Slump-busting win over Maple Leafs Canadian recipe to follow

Slump-busting win over Maple Leafs Canadian recipe to follow


MONTREAL – With just over three minutes to play in the first period of the game, the Montreal Canadiens are leading 2-0 when Mike Matheson starts a breakout.

Florian Shikaj and Josh Anderson criss-cross through the dots, Jake Evans fills the next lane, and eventually Matheson joins those three and defensive partner Noah Dobson in the neutral zone and knocks back the five Toronto Maple Leafs ahead of him. He sees that everyone is moving north and instead of trying to make a tape-to-tape pass to one of them, he lobs the puck into Toronto’s end from his side of the center.

Matheson made two quick calculations on this sequence, and both were correct: that the risk of a pass and turnover in that situation far outweighed the possibility of a pass and rush opportunity, and that the Canadiens had enough speed to deny the puck if they turned it inside.

Now, that might seem like the most vanilla thing to focus on after a Napoleonic game that saw the Canadiens score five goals, but it’s at the heart of why they won for the first time in two weeks.

Alignments like those will also be the foundation of this team’s success if it is to enjoy as much as it plans to do over the next 61 games.

“We didn’t make turnovers tonight,” Canadiens coach Martin St. Louis said.

It would be more accurate to say the Canadiens didn’t produce the kind of valuable stuff that sent St. Louis into a rare rage after Thursday’s 8-4 loss to the Washington Capitals.

He left the Bell Center that night intending to address Canadians as he addressed the media — with harsh truth. Then Friday came, and the message was delivered on the ice (for what he said was the most intense practice he’d put his team through all season), and then off, during a team meeting where no emotion was spared.

“It wasn’t fun,” Matheson said, “but sometimes that’s what it takes to fix things.”

That’s what losing seven of eight games — and that last one in embarrassing fashion — calls for.

Still, the message must be right, and it helps to reinforce it with video.

Then, the room at the Canadiens’ practice facility opened up, and every player in it started talking about managing the media — the score, the clock, the puck — and showing off some of the maturity they’d worked so hard to build over the past three seasons.

St.Louis said Saturday morning’s focus was on eliminating neutral zone turnovers, or as he put it, “the biggest actions that help the other team.”

Mathieson wasn’t the only one who listened, but his actions with just over three minutes left in the first period will serve as a perfect example of when they can come back when they need a reminder of what happens when you calculate your path on the ice.

St. Louis said not doing that against Washington prevented his team from scoring effectively long enough.

But against the Leafs, from start to finish, the Canadiens pretty much had it.

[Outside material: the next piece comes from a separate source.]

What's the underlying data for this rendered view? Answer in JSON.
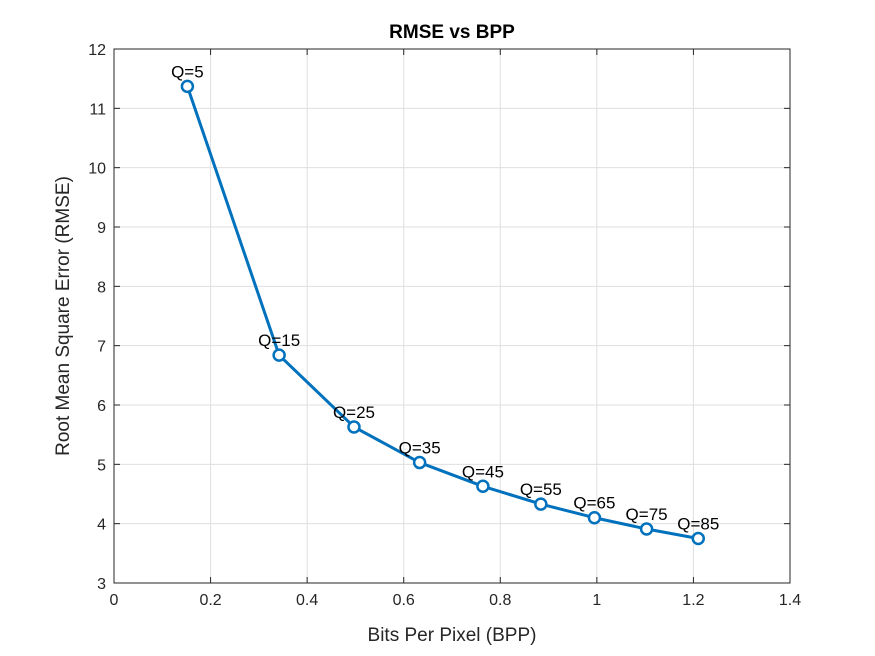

Before what Matheson did late in the first, the Canadiens had committed just two neutral zone turnovers.

Then he threw the puck in, Evans caught it, and the Canadiens set up 90 straight seconds of offensive zone pressure.

En route to a 5-2 win, they committed just two other neutral zone turnovers — one late in the first, and one dominant in the second.

No help in the third as the Canadiens closed out the win.

“It can be boring, but that’s what works in the moment,” Matheson said. “We talked between the second and third and said it wasn’t a game where we needed seven goals. It was more important to keep it simple and boring.”

Plain and boring produced most of the wins the Canadiens earned last season en route to an unexpected playoff berth. Simple and boring contributed to a 9-3-0 start this season, at a time when other teams were weak and just working their way up.

But simple and boring has become a difficult recipe for the Canadiens to follow, with young talent inspiring and emerging, and with goals that are yet to fill the net for opponents.

It became a necessary recipe to get back, though, to avoid filling their bellies as late as they were.

The saves Jacob Dobbs needed to help him against Toronto, no doubt.

But the Canadiens managed it the way they needed to, keeping it out of their end for 38:55 and the Leafs’ end for 26:01, according to SportLogiq, which also calculated that their time of possession is nearly double that on offense.

“Our forwards did a good job of playing that two-man game, putting pucks in good spots, and they made it tough on their D all night,” said Noah Dobson, who scored two of Montreal’s goals.

One of them started a beautiful rush play that started with Joraj Slafkowski and passed to Ivan Demidov.

Everything else came with hard work and intensity, whether it was Xhekaj, who scored his first NHL point in his first NHL game (Josh Anderson scored the first of two) or Len Hutson, who finished a game that included a perfect puck arrangement for Montreal’s first goal.

What happened between that and Anderson’s empty pitcher was St. Louis selling his team for just over 24 hours.

“I always say my main job is to convince people,” Koch said. “As a leader, you have to convince people to do things a certain way…”

When the Canadiens watch the tape of it, they will see that it was built on all of Matheson’s random plays in the first round.

It might not be as exciting as some of the videos they’ve been watching of late, but it sure would be a lot of fun.